Óengus mac Óengobann, better known as Saint Óengus of Tallaght or Óengus the Culdee, was an Irish bishop, reformer and writer, who flourished in the first quarter of the 9th century and is held to be the author of the Félire Óengusso ("Martyrology of Óengus") and possibly the Martyrology of Tallaght.

Little of Óengus's life and career is reliably attested. The most important sources include internal evidence from the Félire, a later Middle Irish preface to that work, a biographic poem beginning Aíbind suide sund amne ("Delightful to sit here thus") and the entry for his feast-day inserted into the Martyrology of Tallaght.

He was known as a son of Óengoba and grandson of Oíblén, who is mentioned in a later genealogy as belonging to the Dál nAraidi, a ruling kindred in the north-east of Ireland.
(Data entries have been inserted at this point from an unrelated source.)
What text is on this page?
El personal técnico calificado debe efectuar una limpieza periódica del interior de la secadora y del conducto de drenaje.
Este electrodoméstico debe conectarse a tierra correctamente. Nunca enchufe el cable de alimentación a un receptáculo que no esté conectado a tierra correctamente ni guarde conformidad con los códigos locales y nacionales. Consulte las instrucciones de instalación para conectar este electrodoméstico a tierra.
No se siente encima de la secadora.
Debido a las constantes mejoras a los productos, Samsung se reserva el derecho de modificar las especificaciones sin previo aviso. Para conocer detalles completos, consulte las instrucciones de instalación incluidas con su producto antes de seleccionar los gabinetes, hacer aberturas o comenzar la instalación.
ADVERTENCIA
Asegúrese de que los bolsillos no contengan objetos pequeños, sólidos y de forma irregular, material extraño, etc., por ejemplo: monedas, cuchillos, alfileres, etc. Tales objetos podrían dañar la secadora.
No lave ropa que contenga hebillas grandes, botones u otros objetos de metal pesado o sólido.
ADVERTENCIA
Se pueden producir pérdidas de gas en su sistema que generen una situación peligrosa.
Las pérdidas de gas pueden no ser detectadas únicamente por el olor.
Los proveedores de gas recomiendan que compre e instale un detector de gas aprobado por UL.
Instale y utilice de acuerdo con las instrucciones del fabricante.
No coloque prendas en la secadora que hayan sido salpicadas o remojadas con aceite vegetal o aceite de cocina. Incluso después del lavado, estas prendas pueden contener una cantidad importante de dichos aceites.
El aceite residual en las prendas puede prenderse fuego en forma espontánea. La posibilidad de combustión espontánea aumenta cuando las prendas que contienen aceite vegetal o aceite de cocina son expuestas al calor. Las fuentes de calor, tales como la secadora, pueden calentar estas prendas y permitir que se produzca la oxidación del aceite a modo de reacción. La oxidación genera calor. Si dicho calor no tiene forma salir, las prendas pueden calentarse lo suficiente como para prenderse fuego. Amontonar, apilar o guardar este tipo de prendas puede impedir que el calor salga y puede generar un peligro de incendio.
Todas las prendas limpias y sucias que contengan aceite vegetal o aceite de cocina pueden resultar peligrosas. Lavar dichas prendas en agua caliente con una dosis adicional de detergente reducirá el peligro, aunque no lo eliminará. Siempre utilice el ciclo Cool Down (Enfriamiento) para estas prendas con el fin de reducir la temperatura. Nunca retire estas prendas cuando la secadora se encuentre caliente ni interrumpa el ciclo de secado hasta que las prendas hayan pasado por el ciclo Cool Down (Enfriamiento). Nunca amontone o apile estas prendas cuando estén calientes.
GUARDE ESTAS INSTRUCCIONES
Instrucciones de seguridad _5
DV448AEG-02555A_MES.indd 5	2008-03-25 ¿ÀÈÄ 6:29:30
A late account prefaced to the Martyrology asserts that Óengus was born in Clúain Édnech or Eidnech (Clonenagh, Co. Laois), not far from the present town of Mountrath, and brought up at the monastic school founded there by St Fintan, where also his body was buried. The claim may be spurious, since the Félire itself accords no such importance to the monastic foundation or its patron saint St Fintan.

It is sufficiently clear that Óengus became a cleric, since he describes himself as such in the Félire using the more humble appellation of "pauper" (pauperán and deidblén in Old Irish). He was an important member of the community founded by St. Máel Ruain at Tallaght (now in South Dublin), in the borderlands of Leinster. Máel Ruain is described as his mentor (aite, also "fosterfather"). There are reasons for believing that Óengus was ordained to the office of bishop, a denomination which is first assigned to him in a list of saints inserted into the Martyrology of Tallaght (see below). If so, his influence may well have extended to the reformed communities which were associated with Tallaght, many of which were founded in Óengus's lifetime. In fact, two such monasteries in Co. Limerick and Co. Laois, both of them known as Dísert Óengusa ("Óengus's Hermitage"), bear his memory in name.